Declaration of Conflicting Interests
The author(s) declared no potential conflicts of interest with respect to the research, authorship, and/or publication of this article.
Funding
The author(s) declared the receipt of the following financial support for the research, authorship, and/or publication of this article: This research was supported, in part, by the Niagara University Research Council.
1.
Beyond anecdotal state-level policy evidence, data from the Bureau of Justice Statistics (Bureau of Justice Statistics, 2011) indicate that most states, 35 out of 50, saw a peak and then decline in incarceration rates between 1995 and 2008.
2.
States exhibit a wide range of per-year, per-person incarceration costs, from a low of US$13,000 in Louisiana to US$44,000 in Rhode Island in the mid-2000s (The Pew Charitable Trusts, 2008, p. 11).
3.
The NCSL enacted legislation listings can be found in http://www.ncsl.org/?TabId=19122. In addition, specific bill numbers for the legislation can be found in
.
4.
Income and sales taxes are both highly correlated with unemployment rates, which were not used here to avoid multicollinearity.
5.
The population of African Americans was measured both as a raw percentage and as a squared percentage to tap into potential nonlinearity, but no differences in outcomes were found. Therefore, only the raw percentages are considered explicitly.
6.
At the suggestion of a reviewer, an alternate analysis was run using state prison capacity (e.g., occupancy rate; Sabol, West, & Cooper, 2009c) in place of incarceration rates.
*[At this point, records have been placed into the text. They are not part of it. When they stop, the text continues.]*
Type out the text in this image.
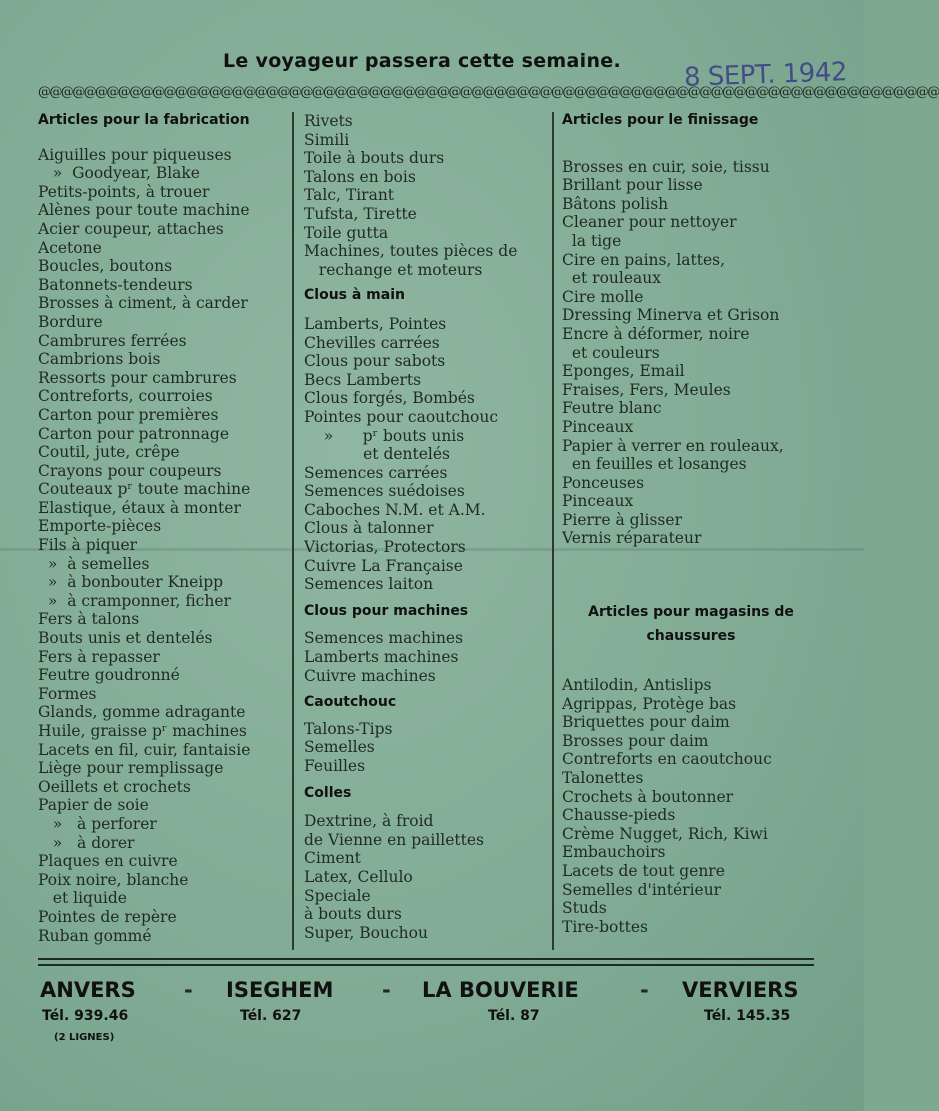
Le voyageur passera cette semaine.	8 SEPT. 1942
@@@@@@@@@@@@@@@@@@@@@@@@@@@@@@@@@@@@@@@@@@@@@@@@@@@@@@@@@@@@@@@@@@@@@@@@@@@@@@@
Articles pour la fabrication
Aiguilles pour piqueuses
»  Goodyear, Blake
Petits-points, à trouer
Alènes pour toute machine
Acier coupeur, attaches
Acetone
Boucles, boutons
Batonnets-tendeurs
Brosses à ciment, à carder
Bordure
Cambrures ferrées
Cambrions bois
Ressorts pour cambrures
Contreforts, courroies
Carton pour premières
Carton pour patronnage
Coutil, jute, crêpe
Crayons pour coupeurs
Couteaux pʳ toute machine
Elastique, étaux à monter
Emporte-pièces
Fils à piquer
»  à semelles
»  à bonbouter Kneipp
»  à cramponner, ficher
Fers à talons
Bouts unis et dentelés
Fers à repasser
Feutre goudronné
Formes
Glands, gomme adragante
Huile, graisse pʳ machines
Lacets en fil, cuir, fantaisie
Liège pour remplissage
Oeillets et crochets
Papier de soie
»   à perforer
»   à dorer
Plaques en cuivre
Poix noire, blanche
et liquide
Pointes de repère
Ruban gommé
Rivets
Simili
Toile à bouts durs
Talons en bois
Talc, Tirant
Tufsta, Tirette
Toile gutta
Machines, toutes pièces de
rechange et moteurs
Clous à main
Lamberts, Pointes
Chevilles carrées
Clous pour sabots
Becs Lamberts
Clous forgés, Bombés
Pointes pour caoutchouc
»      pʳ bouts unis
et dentelés
Semences carrées
Semences suédoises
Caboches N.M. et A.M.
Clous à talonner
Victorias, Protectors
Cuivre La Française
Semences laiton
Clous pour machines
Semences machines
Lamberts machines
Cuivre machines
Caoutchouc
Talons-Tips
Semelles
Feuilles
Colles
Dextrine, à froid
de Vienne en paillettes
Ciment
Latex, Cellulo
Speciale
à bouts durs
Super, Bouchou
Articles pour le finissage
Brosses en cuir, soie, tissu
Brillant pour lisse
Bâtons polish
Cleaner pour nettoyer
la tige
Cire en pains, lattes,
et rouleaux
Cire molle
Dressing Minerva et Grison
Encre à déformer, noire
et couleurs
Eponges, Email
Fraises, Fers, Meules
Feutre blanc
Pinceaux
Papier à verrer en rouleaux,
en feuilles et losanges
Ponceuses
Pinceaux
Pierre à glisser
Vernis réparateur
Articles pour magasins de
chaussures
Antilodin, Antislips
Agrippas, Protège bas
Briquettes pour daim
Brosses pour daim
Contreforts en caoutchouc
Talonettes
Crochets à boutonner
Chausse-pieds
Crème Nugget, Rich, Kiwi
Embauchoirs
Lacets de tout genre
Semelles d'intérieur
Studs
Tire-bottes
ANVERS - ISEGHEM - LA BOUVERIE	- VERVIERS
Tél. 939.46	Tél. 627	Tél. 87	Tél. 145.35
(2 LIGNES)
That variable was not significant in the model and did not change the significance of other variables or the model overall.
7.
In 2009, a panel of three federal judges in California ordered the state to reduce its prison population by 55,000 inmates in 3 years (Moore, 2009b). The order was the result of two class-action lawsuits, the first filed in 1990 and the second in 2001, contending that overcrowded conditions in state facilities were contributing to lack of access to medical and mental health treatment for inmates. The U.S. Supreme Court recently upheld the order (Brown v. Plata, 2011) requiring California to reduce its prison population by approximately 40,000 in the next few years (Liptak, 2011). For the purposes of this research, the court order in 2009 is unlikely to have made any significant impact on prison populations in that year as the court order was quickly appealed and not immediately implemented.